Konzern zurückhaltend beim Ausblick
Linde liefert gute Zahlen

Das Wiesbadener Unternehmen konnte in den ersten neun Monaten 2004 Umsatz und Gewinn deutlich steigern. Der Industriegase- und Gabelstaplerspezialist übertraf damit die Erwartungen der Analysten. Trotz des überraschend kräftigen Gewinnanstiegs blieb Linde zurückhaltend bei seinen Zielen für das Gesamtjahr.

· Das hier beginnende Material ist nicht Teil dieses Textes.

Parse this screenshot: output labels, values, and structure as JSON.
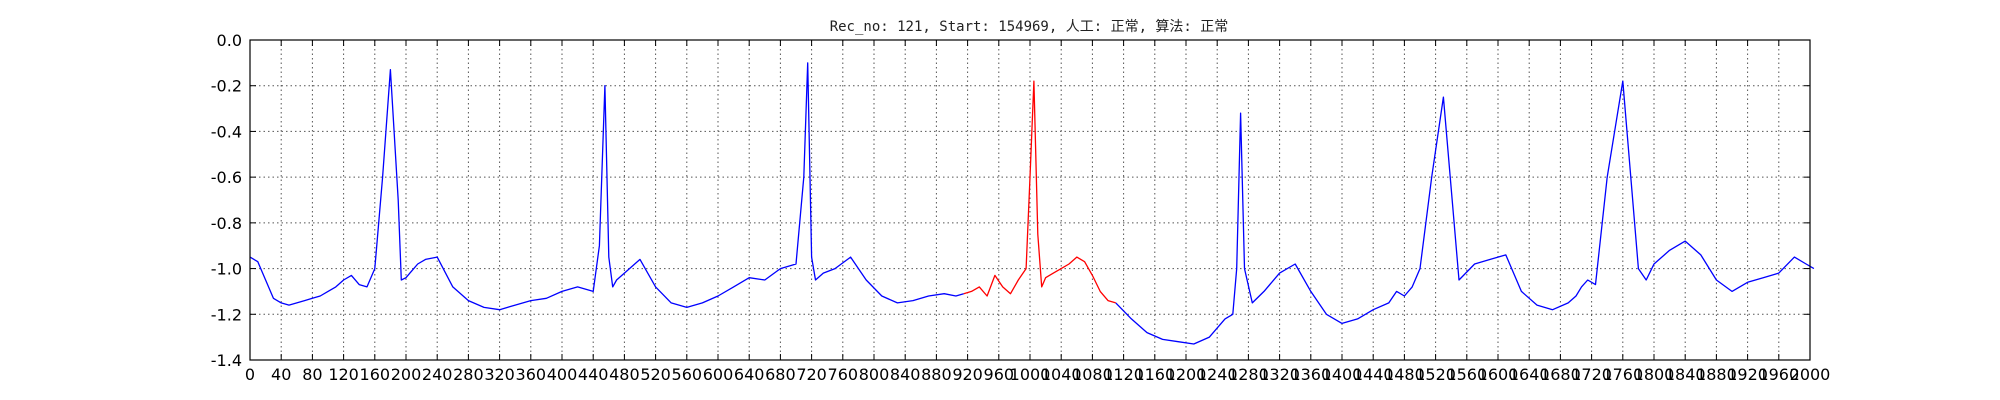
{
  "chart_data": {
    "type": "line",
    "title": "Rec_no: 121, Start: 154969, 人工: 正常, 算法: 正常",
    "xlabel": "",
    "ylabel": "",
    "xlim": [
      0,
      2000
    ],
    "ylim": [
      -1.4,
      0.0
    ],
    "grid": true,
    "yticks": [
      0.0,
      -0.2,
      -0.4,
      -0.6,
      -0.8,
      -1.0,
      -1.2,
      -1.4
    ],
    "ytick_labels": [
      "0.0",
      "-0.2",
      "-0.4",
      "-0.6",
      "-0.8",
      "-1.0",
      "-1.2",
      "-1.4"
    ],
    "xticks": [
      0,
      40,
      80,
      120,
      160,
      200,
      240,
      280,
      320,
      360,
      400,
      440,
      480,
      520,
      560,
      600,
      640,
      680,
      720,
      760,
      800,
      840,
      880,
      920,
      960,
      1000,
      1040,
      1080,
      1120,
      1160,
      1200,
      1240,
      1280,
      1320,
      1360,
      1400,
      1440,
      1480,
      1520,
      1560,
      1600,
      1640,
      1680,
      1720,
      1760,
      1800,
      1840,
      1880,
      1920,
      1960,
      2000
    ],
    "xtick_labels": [
      "0",
      "40",
      "80",
      "120",
      "160",
      "200",
      "240",
      "280",
      "320",
      "360",
      "400",
      "440",
      "480",
      "520",
      "560",
      "600",
      "640",
      "680",
      "720",
      "760",
      "800",
      "840",
      "880",
      "920",
      "960",
      "1000",
      "1040",
      "1080",
      "1120",
      "1160",
      "1200",
      "1240",
      "1280",
      "1320",
      "1360",
      "1400",
      "1440",
      "1480",
      "1520",
      "1560",
      "1600",
      "1640",
      "1680",
      "1720",
      "1760",
      "1800",
      "1840",
      "1880",
      "1920",
      "1960",
      "2000"
    ],
    "series": [
      {
        "color": "#0000ff",
        "x": [
          0,
          10,
          20,
          30,
          40,
          50,
          60,
          70,
          80,
          90,
          100,
          110,
          120,
          130,
          140,
          150,
          160,
          170,
          180,
          190,
          194,
          200,
          205,
          210,
          215,
          225,
          240,
          260,
          280,
          300,
          320,
          340,
          360,
          380,
          400,
          420,
          440,
          448,
          455,
          460,
          465,
          470,
          480,
          500,
          520,
          540,
          560,
          580,
          600,
          620,
          640,
          660,
          680,
          700,
          710,
          715,
          720,
          725,
          735,
          750,
          770,
          790,
          810,
          830,
          850,
          870,
          890,
          905,
          915
        ],
        "y": [
          -0.95,
          -0.97,
          -1.05,
          -1.13,
          -1.15,
          -1.16,
          -1.15,
          -1.14,
          -1.13,
          -1.12,
          -1.1,
          -1.08,
          -1.05,
          -1.03,
          -1.07,
          -1.08,
          -1.0,
          -0.6,
          -0.13,
          -0.7,
          -1.05,
          -1.04,
          -1.02,
          -1.0,
          -0.98,
          -0.96,
          -0.95,
          -1.08,
          -1.14,
          -1.17,
          -1.18,
          -1.16,
          -1.14,
          -1.13,
          -1.1,
          -1.08,
          -1.1,
          -0.9,
          -0.2,
          -0.95,
          -1.08,
          -1.05,
          -1.02,
          -0.96,
          -1.08,
          -1.15,
          -1.17,
          -1.15,
          -1.12,
          -1.08,
          -1.04,
          -1.05,
          -1.0,
          -0.98,
          -0.6,
          -0.1,
          -0.95,
          -1.05,
          -1.02,
          -1.0,
          -0.95,
          -1.05,
          -1.12,
          -1.15,
          -1.14,
          -1.12,
          -1.11,
          -1.12,
          -1.11
        ]
      },
      {
        "color": "#ff0000",
        "x": [
          915,
          925,
          935,
          945,
          955,
          965,
          975,
          985,
          995,
          1000,
          1005,
          1010,
          1015,
          1020,
          1030,
          1040,
          1050,
          1060,
          1070,
          1080,
          1090,
          1100,
          1110
        ],
        "y": [
          -1.11,
          -1.1,
          -1.08,
          -1.12,
          -1.03,
          -1.08,
          -1.11,
          -1.05,
          -1.0,
          -0.6,
          -0.18,
          -0.85,
          -1.08,
          -1.04,
          -1.02,
          -1.0,
          -0.98,
          -0.95,
          -0.97,
          -1.03,
          -1.1,
          -1.14,
          -1.15
        ]
      },
      {
        "color": "#0000ff",
        "x": [
          1110,
          1130,
          1150,
          1170,
          1190,
          1210,
          1230,
          1250,
          1260,
          1265,
          1270,
          1275,
          1285,
          1300,
          1320,
          1340,
          1360,
          1380,
          1400,
          1420,
          1440,
          1460,
          1470,
          1480,
          1490,
          1500,
          1515,
          1530,
          1550,
          1570,
          1590,
          1610,
          1630,
          1650,
          1670,
          1690,
          1700,
          1707,
          1715,
          1725,
          1740,
          1760,
          1780,
          1790,
          1800,
          1820,
          1840,
          1860,
          1880,
          1900,
          1920,
          1940,
          1960,
          1980,
          1995,
          2005
        ],
        "y": [
          -1.15,
          -1.22,
          -1.28,
          -1.31,
          -1.32,
          -1.33,
          -1.3,
          -1.22,
          -1.2,
          -1.0,
          -0.32,
          -1.0,
          -1.15,
          -1.1,
          -1.02,
          -0.98,
          -1.1,
          -1.2,
          -1.24,
          -1.22,
          -1.18,
          -1.15,
          -1.1,
          -1.12,
          -1.08,
          -1.0,
          -0.6,
          -0.25,
          -1.05,
          -0.98,
          -0.96,
          -0.94,
          -1.1,
          -1.16,
          -1.18,
          -1.15,
          -1.12,
          -1.08,
          -1.05,
          -1.07,
          -0.6,
          -0.18,
          -1.0,
          -1.05,
          -0.98,
          -0.92,
          -0.88,
          -0.94,
          -1.05,
          -1.1,
          -1.06,
          -1.04,
          -1.02,
          -0.95,
          -0.98,
          -1.0
        ]
      }
    ]
  }
}
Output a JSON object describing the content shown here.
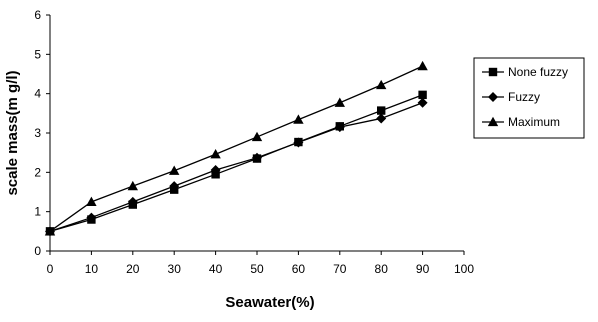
{
  "chart_data": {
    "type": "line",
    "title": "",
    "xlabel": "Seawater(%)",
    "ylabel": "scale mass(m g/l)",
    "xlim": [
      0,
      100
    ],
    "ylim": [
      0,
      6
    ],
    "x_ticks": [
      "0",
      "10",
      "20",
      "30",
      "40",
      "50",
      "60",
      "70",
      "80",
      "90",
      "100"
    ],
    "y_ticks": [
      "0",
      "1",
      "2",
      "3",
      "4",
      "5",
      "6"
    ],
    "grid": false,
    "legend_position": "right",
    "x": [
      0,
      10,
      20,
      30,
      40,
      50,
      60,
      70,
      80,
      90
    ],
    "series": [
      {
        "name": "None fuzzy",
        "marker": "square",
        "values": [
          0.5,
          0.8,
          1.18,
          1.56,
          1.95,
          2.35,
          2.77,
          3.17,
          3.57,
          3.97
        ]
      },
      {
        "name": "Fuzzy",
        "marker": "diamond",
        "values": [
          0.5,
          0.85,
          1.25,
          1.65,
          2.06,
          2.37,
          2.76,
          3.15,
          3.37,
          3.77
        ]
      },
      {
        "name": "Maximum",
        "marker": "triangle",
        "values": [
          0.5,
          1.25,
          1.65,
          2.04,
          2.46,
          2.9,
          3.34,
          3.77,
          4.22,
          4.7
        ]
      }
    ]
  }
}
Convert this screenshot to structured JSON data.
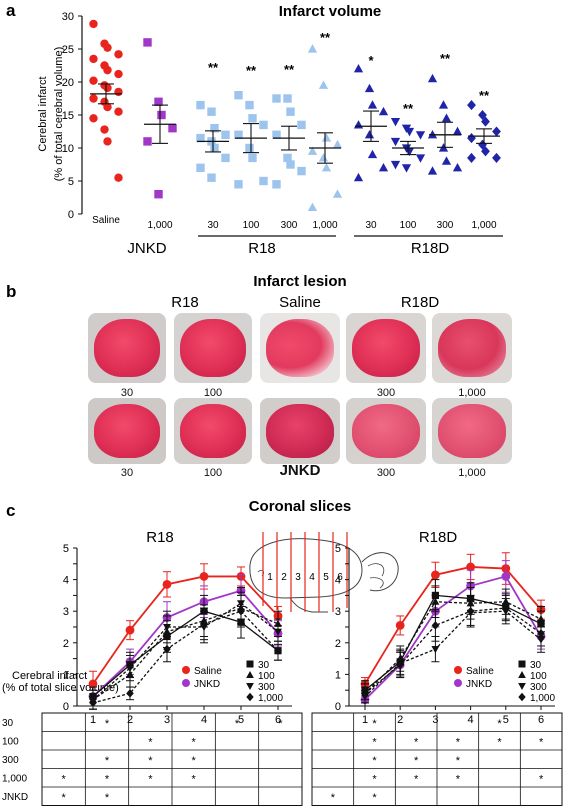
{
  "panel_a": {
    "letter": "a",
    "title": "Infarct volume",
    "ylabel_line1": "Cerebral infarct",
    "ylabel_line2": "(% of total cerebral volume)",
    "groups": [
      "JNKD",
      "R18",
      "R18D"
    ],
    "tick_labels": [
      "Saline",
      "1,000",
      "30",
      "100",
      "300",
      "1,000",
      "30",
      "100",
      "300",
      "1,000"
    ]
  },
  "panel_b": {
    "letter": "b",
    "title": "Infarct lesion",
    "top_headers": [
      "R18",
      "Saline",
      "R18D"
    ],
    "row1_labels": [
      "30",
      "100",
      "300",
      "1,000"
    ],
    "row2_labels": [
      "30",
      "100",
      "JNKD",
      "300",
      "1,000"
    ]
  },
  "panel_c": {
    "letter": "c",
    "title": "Coronal slices",
    "left_title": "R18",
    "right_title": "R18D",
    "ylabel_line1": "Cerebral infarct",
    "ylabel_line2": "(% of total slice volume)",
    "diagram_numbers": [
      "1",
      "2",
      "3",
      "4",
      "5",
      "6"
    ],
    "legend_left": [
      "Saline",
      "JNKD"
    ],
    "legend_right": [
      "30",
      "100",
      "300",
      "1,000"
    ],
    "row_labels": [
      "30",
      "100",
      "300",
      "1,000",
      "JNKD"
    ],
    "sig_mark": "*",
    "table_left": [
      [
        0,
        1,
        0,
        0,
        1,
        1
      ],
      [
        0,
        0,
        1,
        1,
        0,
        0
      ],
      [
        0,
        1,
        1,
        1,
        0,
        0
      ],
      [
        1,
        1,
        1,
        1,
        0,
        0
      ],
      [
        1,
        1,
        0,
        0,
        0,
        0
      ]
    ],
    "table_right": [
      [
        0,
        1,
        0,
        0,
        1,
        0
      ],
      [
        0,
        1,
        1,
        1,
        1,
        1
      ],
      [
        0,
        1,
        1,
        1,
        0,
        0
      ],
      [
        0,
        1,
        1,
        1,
        0,
        1
      ],
      [
        1,
        1,
        0,
        0,
        0,
        0
      ]
    ]
  },
  "colors": {
    "saline": "#e8241c",
    "jnkd": "#a236c8",
    "r18": "#9cc4ec",
    "r18d": "#1f24a8",
    "dose": "#111111"
  },
  "chart_data": [
    {
      "type": "scatter",
      "title": "Infarct volume",
      "ylabel": "Cerebral infarct (% of total cerebral volume)",
      "ylim": [
        0,
        30
      ],
      "yticks": [
        0,
        5,
        10,
        15,
        20,
        25,
        30
      ],
      "categories": [
        "Saline",
        "1,000",
        "30",
        "100",
        "300",
        "1,000",
        "30",
        "100",
        "300",
        "1,000"
      ],
      "groups": [
        "JNKD",
        "R18",
        "R18D"
      ],
      "series": [
        {
          "category": "Saline",
          "marker": "circle",
          "color": "#e8241c",
          "mean": 18.2,
          "sem": 1.5,
          "values": [
            28.8,
            25.8,
            25.2,
            24.2,
            23.5,
            22.5,
            21.8,
            21.2,
            20.2,
            19.5,
            19.1,
            18.5,
            17.5,
            17.0,
            16.2,
            15.5,
            14.5,
            12.8,
            11.0,
            5.5
          ]
        },
        {
          "category": "1,000",
          "group": "JNKD",
          "marker": "square",
          "color": "#a236c8",
          "mean": 13.6,
          "sem": 2.9,
          "sig": "",
          "values": [
            26.0,
            17.0,
            15.0,
            13.0,
            11.0,
            3.0
          ]
        },
        {
          "category": "30",
          "group": "R18",
          "marker": "square",
          "color": "#9cc4ec",
          "mean": 11.0,
          "sem": 1.6,
          "sig": "**",
          "values": [
            16.5,
            15.5,
            13.0,
            12.0,
            11.5,
            11.0,
            10.0,
            8.5,
            7.0,
            5.5
          ]
        },
        {
          "category": "100",
          "group": "R18",
          "marker": "square",
          "color": "#9cc4ec",
          "mean": 11.5,
          "sem": 2.2,
          "sig": "**",
          "values": [
            18.0,
            16.5,
            14.5,
            13.5,
            12.0,
            10.0,
            8.5,
            5.0,
            4.5
          ]
        },
        {
          "category": "300",
          "group": "R18",
          "marker": "square",
          "color": "#9cc4ec",
          "mean": 11.5,
          "sem": 1.8,
          "sig": "**",
          "values": [
            17.5,
            17.5,
            15.5,
            13.5,
            12.0,
            8.5,
            7.5,
            6.5,
            4.5
          ]
        },
        {
          "category": "1,000",
          "group": "R18",
          "marker": "triangle-up",
          "color": "#9cc4ec",
          "mean": 10.0,
          "sem": 2.3,
          "sig": "**",
          "values": [
            25.0,
            19.5,
            11.5,
            10.5,
            9.5,
            8.5,
            7.0,
            3.0,
            1.0
          ]
        },
        {
          "category": "30",
          "group": "R18D",
          "marker": "triangle-up",
          "color": "#1f24a8",
          "mean": 13.3,
          "sem": 2.3,
          "sig": "*",
          "values": [
            22.0,
            19.0,
            16.5,
            15.5,
            13.5,
            12.0,
            9.0,
            7.0,
            5.5
          ]
        },
        {
          "category": "100",
          "group": "R18D",
          "marker": "triangle-down",
          "color": "#1f24a8",
          "mean": 10.0,
          "sem": 1.0,
          "sig": "**",
          "values": [
            14.0,
            13.0,
            12.5,
            12.0,
            11.0,
            10.0,
            9.5,
            8.5,
            7.5,
            7.0
          ]
        },
        {
          "category": "300",
          "group": "R18D",
          "marker": "triangle-up",
          "color": "#1f24a8",
          "mean": 12.0,
          "sem": 1.9,
          "sig": "**",
          "values": [
            20.5,
            16.5,
            14.5,
            12.5,
            12.0,
            10.0,
            8.0,
            7.0,
            6.5
          ]
        },
        {
          "category": "1,000",
          "group": "R18D",
          "marker": "diamond",
          "color": "#1f24a8",
          "mean": 11.8,
          "sem": 1.1,
          "sig": "**",
          "values": [
            16.5,
            15.0,
            14.0,
            12.5,
            11.5,
            10.5,
            9.5,
            8.5,
            8.5
          ]
        }
      ]
    },
    {
      "type": "line",
      "title": "R18",
      "ylabel": "Cerebral infarct (% of total slice volume)",
      "x": [
        1,
        2,
        3,
        4,
        5,
        6
      ],
      "ylim": [
        0,
        5
      ],
      "yticks": [
        0,
        0.5,
        1,
        1.5,
        2,
        2.5,
        3,
        3.5,
        4,
        4.5,
        5
      ],
      "legend": "bottom",
      "series": [
        {
          "name": "Saline",
          "marker": "circle",
          "color": "#e8241c",
          "style": "solid",
          "values": [
            0.7,
            2.4,
            3.85,
            4.1,
            4.1,
            2.85
          ],
          "err": [
            0.4,
            0.3,
            0.4,
            0.4,
            0.3,
            0.3
          ]
        },
        {
          "name": "JNKD",
          "marker": "circle",
          "color": "#a236c8",
          "style": "solid",
          "values": [
            0.3,
            1.4,
            2.8,
            3.3,
            3.65,
            2.3
          ],
          "err": [
            0.3,
            0.4,
            0.5,
            0.5,
            0.5,
            0.4
          ]
        },
        {
          "name": "30",
          "marker": "square",
          "color": "#111111",
          "style": "solid",
          "values": [
            0.3,
            1.3,
            2.2,
            3.0,
            2.65,
            1.75
          ],
          "err": [
            0.3,
            0.4,
            0.5,
            0.5,
            0.5,
            0.3
          ]
        },
        {
          "name": "100",
          "marker": "triangle-up",
          "color": "#111111",
          "style": "dashed",
          "values": [
            0.2,
            1.0,
            2.35,
            2.7,
            3.1,
            2.6
          ],
          "err": [
            0.3,
            0.4,
            0.5,
            0.5,
            0.5,
            0.4
          ]
        },
        {
          "name": "300",
          "marker": "triangle-down",
          "color": "#111111",
          "style": "dashed",
          "values": [
            0.2,
            1.2,
            2.5,
            2.5,
            3.25,
            2.35
          ],
          "err": [
            0.3,
            0.4,
            0.5,
            0.5,
            0.5,
            0.4
          ]
        },
        {
          "name": "1,000",
          "marker": "diamond",
          "color": "#111111",
          "style": "dashed",
          "values": [
            0.1,
            0.4,
            1.8,
            2.6,
            3.0,
            1.75
          ],
          "err": [
            0.2,
            0.2,
            0.4,
            0.5,
            0.5,
            0.3
          ]
        }
      ]
    },
    {
      "type": "line",
      "title": "R18D",
      "ylabel": "Cerebral infarct (% of total slice volume)",
      "x": [
        1,
        2,
        3,
        4,
        5,
        6
      ],
      "ylim": [
        0,
        5
      ],
      "yticks": [
        0,
        0.5,
        1,
        1.5,
        2,
        2.5,
        3,
        3.5,
        4,
        4.5,
        5
      ],
      "legend": "bottom",
      "series": [
        {
          "name": "Saline",
          "marker": "circle",
          "color": "#e8241c",
          "style": "solid",
          "values": [
            0.7,
            2.55,
            4.15,
            4.4,
            4.35,
            3.05
          ],
          "err": [
            0.2,
            0.3,
            0.4,
            0.4,
            0.5,
            0.3
          ]
        },
        {
          "name": "JNKD",
          "marker": "circle",
          "color": "#a236c8",
          "style": "solid",
          "values": [
            0.2,
            1.3,
            3.0,
            3.8,
            4.1,
            2.2
          ],
          "err": [
            0.2,
            0.4,
            0.5,
            0.5,
            0.5,
            0.4
          ]
        },
        {
          "name": "30",
          "marker": "square",
          "color": "#111111",
          "style": "solid",
          "values": [
            0.5,
            1.4,
            3.5,
            3.4,
            3.15,
            2.6
          ],
          "err": [
            0.3,
            0.4,
            0.5,
            0.5,
            0.4,
            0.4
          ]
        },
        {
          "name": "100",
          "marker": "triangle-up",
          "color": "#111111",
          "style": "dashed",
          "values": [
            0.4,
            1.5,
            3.3,
            3.25,
            3.3,
            2.75
          ],
          "err": [
            0.3,
            0.4,
            0.5,
            0.5,
            0.4,
            0.4
          ]
        },
        {
          "name": "300",
          "marker": "triangle-down",
          "color": "#111111",
          "style": "dashed",
          "values": [
            0.3,
            1.35,
            1.8,
            2.95,
            3.0,
            2.1
          ],
          "err": [
            0.3,
            0.4,
            0.4,
            0.4,
            0.4,
            0.4
          ]
        },
        {
          "name": "1,000",
          "marker": "diamond",
          "color": "#111111",
          "style": "dashed",
          "values": [
            0.4,
            1.3,
            2.55,
            3.0,
            3.1,
            2.3
          ],
          "err": [
            0.3,
            0.4,
            0.5,
            0.5,
            0.4,
            0.4
          ]
        }
      ]
    }
  ]
}
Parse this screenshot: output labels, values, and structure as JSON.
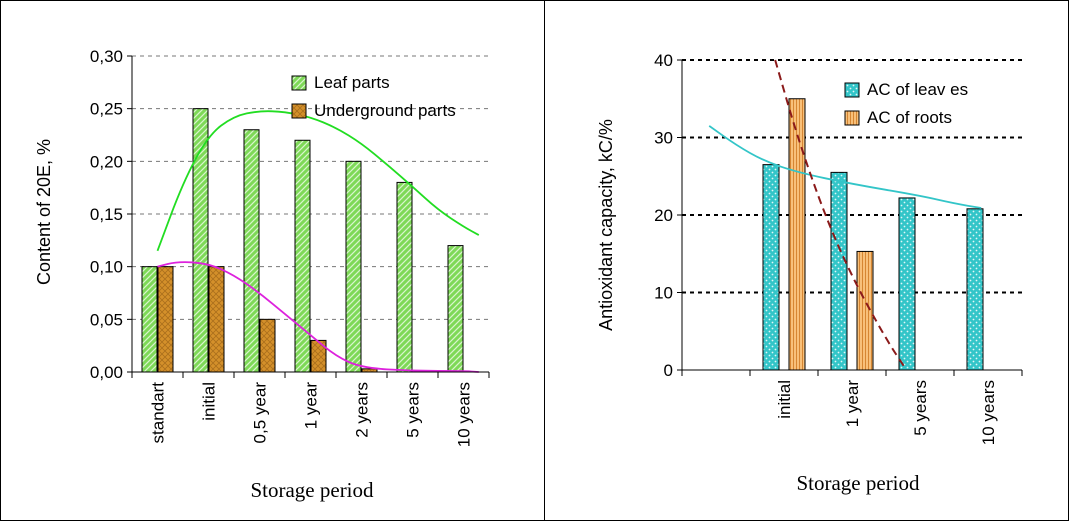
{
  "chart_data": [
    {
      "type": "bar",
      "xlabel": "Storage period",
      "ylabel": "Content of 20E, %",
      "ylim": [
        0,
        0.3
      ],
      "yticks": [
        "0,00",
        "0,05",
        "0,10",
        "0,15",
        "0,20",
        "0,25",
        "0,30"
      ],
      "categories": [
        "standart",
        "initial",
        "0,5 year",
        "1 year",
        "2 years",
        "5 years",
        "10 years"
      ],
      "legend_position": "top-right",
      "series": [
        {
          "name": "Leaf parts",
          "color": "#7ED957",
          "values": [
            0.1,
            0.25,
            0.23,
            0.22,
            0.2,
            0.18,
            0.12
          ]
        },
        {
          "name": "Underground parts",
          "color": "#D4902A",
          "values": [
            0.1,
            0.1,
            0.05,
            0.03,
            0.003,
            0,
            0
          ]
        }
      ],
      "trendlines": [
        {
          "color": "#22DD22",
          "points": [
            [
              0,
              0.115
            ],
            [
              0.5,
              0.18
            ],
            [
              1,
              0.225
            ],
            [
              1.5,
              0.243
            ],
            [
              2,
              0.248
            ],
            [
              2.5,
              0.247
            ],
            [
              3,
              0.242
            ],
            [
              3.5,
              0.232
            ],
            [
              4,
              0.217
            ],
            [
              4.5,
              0.197
            ],
            [
              5,
              0.176
            ],
            [
              5.5,
              0.154
            ],
            [
              6,
              0.138
            ],
            [
              6.3,
              0.13
            ]
          ]
        },
        {
          "color": "#DD22DD",
          "points": [
            [
              0,
              0.1
            ],
            [
              0.4,
              0.105
            ],
            [
              1,
              0.103
            ],
            [
              1.5,
              0.092
            ],
            [
              2,
              0.075
            ],
            [
              2.5,
              0.055
            ],
            [
              3,
              0.035
            ],
            [
              3.5,
              0.015
            ],
            [
              4,
              0.004
            ],
            [
              5,
              0.001
            ],
            [
              6,
              0.001
            ],
            [
              6.3,
              0
            ]
          ]
        }
      ]
    },
    {
      "type": "bar",
      "xlabel": "Storage period",
      "ylabel": "Antioxidant capacity, kC/%",
      "ylim": [
        0,
        40
      ],
      "yticks": [
        "0",
        "10",
        "20",
        "30",
        "40"
      ],
      "categories": [
        "",
        "initial",
        "1 year",
        "5 years",
        "10 years"
      ],
      "legend_position": "top-right",
      "series": [
        {
          "name": "AC of leav es",
          "color": "#33C5C8",
          "values": [
            null,
            26.5,
            25.5,
            22.2,
            20.8
          ]
        },
        {
          "name": "AC of roots",
          "color": "#F8C07A",
          "values": [
            null,
            35,
            15.3,
            null,
            null
          ]
        }
      ],
      "trendlines": [
        {
          "color": "#33C5C8",
          "points": [
            [
              -0.1,
              31.5
            ],
            [
              0.3,
              29
            ],
            [
              0.7,
              27
            ],
            [
              1.2,
              25.5
            ],
            [
              2,
              24
            ],
            [
              3,
              22.5
            ],
            [
              3.5,
              21.5
            ],
            [
              3.9,
              20.9
            ]
          ]
        },
        {
          "color": "#8B1A1A",
          "dashed": true,
          "points": [
            [
              0.87,
              40
            ],
            [
              1.2,
              30
            ],
            [
              1.6,
              20
            ],
            [
              2,
              12
            ],
            [
              2.5,
              4
            ],
            [
              2.8,
              0
            ]
          ]
        }
      ]
    }
  ]
}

HB WIESBADEN. „Es geht gut voran, wir haben unseren Aufwärtstrend weiter fortgesetzt“, sagte Konzernchef Wolfgang Reitzle am Donnerstag in Wiesbaden mit Blick auf das abgelaufene Vierteljahr. Linde habe in allen Unternehmensbereichen zugelegt, besonders in der Gabelstaplersparte. Allerdings werde das Geschäft mit Gabelstaplern im kommenden Quartal nicht mehr ganz so stark wachsen, prognostizierte Reitzle. Spekulationen über eine Fusion von Linde mit dem britischen Gasehersteller BOC wies er erneut zurück. Der Verkauf der kleinsten und wenig ertragreichen Linde-Sparte Kältetechnik an eine Tochter des US-Konzerns United Technologies ist seinen Worten zufolge abgeschlossen.

Das im Deutschen Aktienindex gelistete Unternehmen hält daran fest, dass Umsatz und operatives Ergebnis - bereinigt um die Effekte aus dem Verkauf der Kältetechnik - 2004 leicht über den Vorjahreswerten vor Sondereinflüssen liegen sollen. Analysten des Bankhauses HSBC Trinkaus & Burkhardt sprachen von einem exzellenten Start in eine Zukunft ohne Kältetechnik. Allerdings sei der Ausblick etwas konservativ. Am Nachmittag lag die Linde-Aktie 0,6 % im Plus bei 49,00 €, während der Dax 1,2 % zulegte.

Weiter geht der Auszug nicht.